Resolved
Everything impacted has returned to normal operation.
Monitoring
All T4 hardware class instances have recovered to the same functional level as before the start of this incident.
Thank you for your patience while we worked through the issues
Monitoring
Most T4 Hardware based models are running as expected. We are still seeing some in a crashed/error state. The bulk of the unscheduled instances have scheduled and generally inference, training, and scaling have recovered.
Monitoring
We are seeing recovery of the impacted Official Models.

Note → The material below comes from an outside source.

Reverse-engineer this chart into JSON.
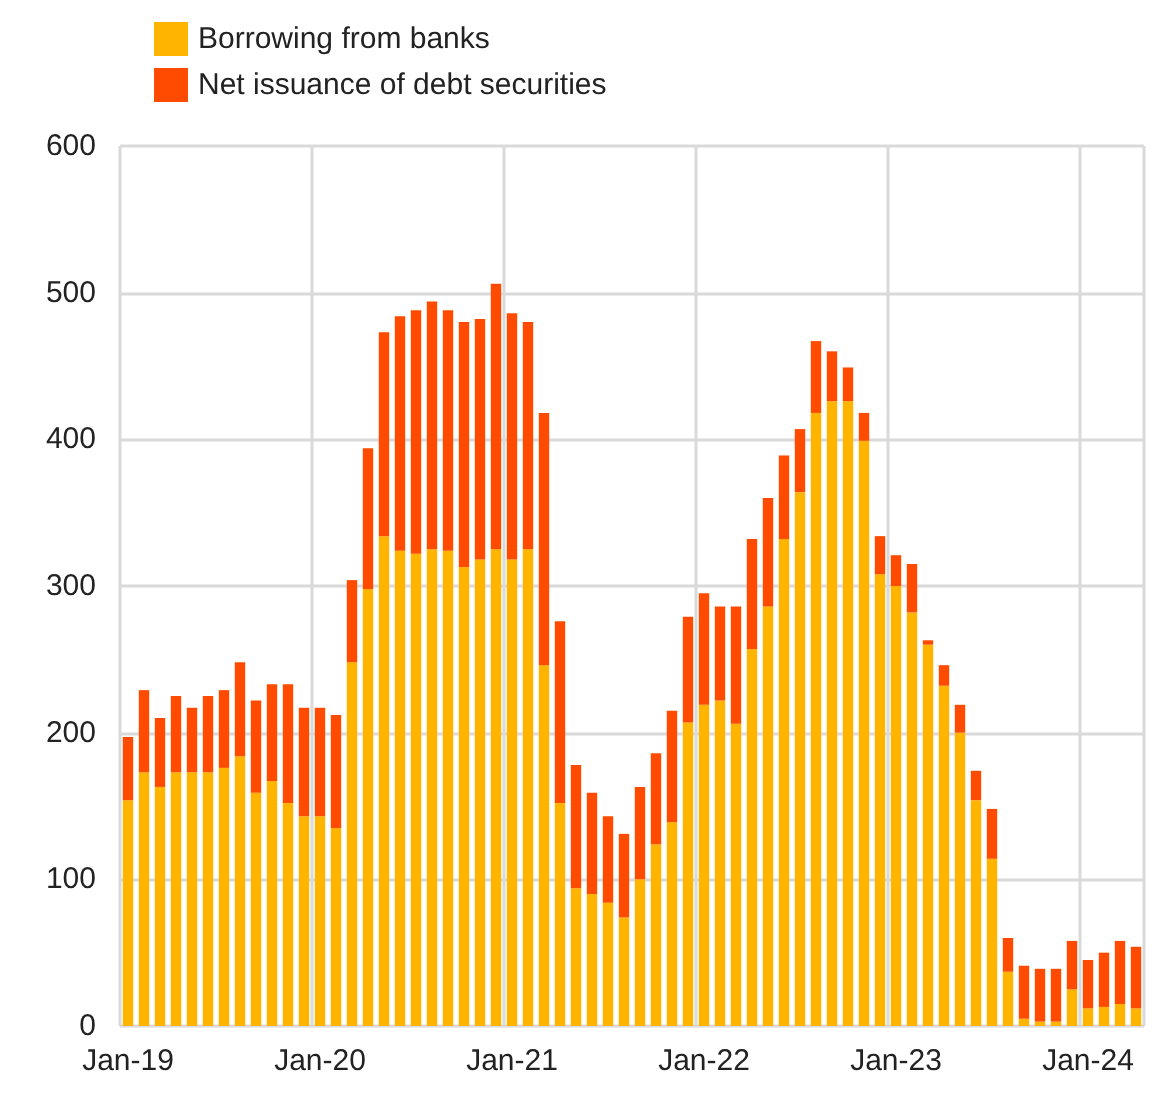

We are still monitoring the T4 instances, though we see usability of T4 for Inference and Trainings to already be improving.
Monitoring
We are monitoring a slow recovery of impacted services. At this time Registry (r8.im) is back online and accepting new images. We will provide updates as soon as we see restoration of impacted official models and T4 Hardware inference and training.
Identified
We are aware of a number of outages impacting our upstream providers. We are continuing to monitor the situation and associated issues.
As of this time the impact for inference and training appears to remain limited to the T4 Hardware class.
We are also aware that it is not possible to push new cog images to the "r8.im" registry. Images that are not cached in our downstream regions will not be able to boot at this time.
Additionally a small number of official models are seeing high incidence of failed predictions.
Identified
We are aware of a number of outages impacting our upstream providers. We are continuing to monitor the situation and associated issues.
As of this time the impact for inference and training appears to remain limited to the T4 Hardware class.
We are also aware that it is not possible to push new cog images to the "r8.im" registry. Images that are not cached in our downstream regions will not be able to boot at this time.
Investigating
We are currently experiencing an outage with T4 hardware, all models that rely on this hardware have degraded performance.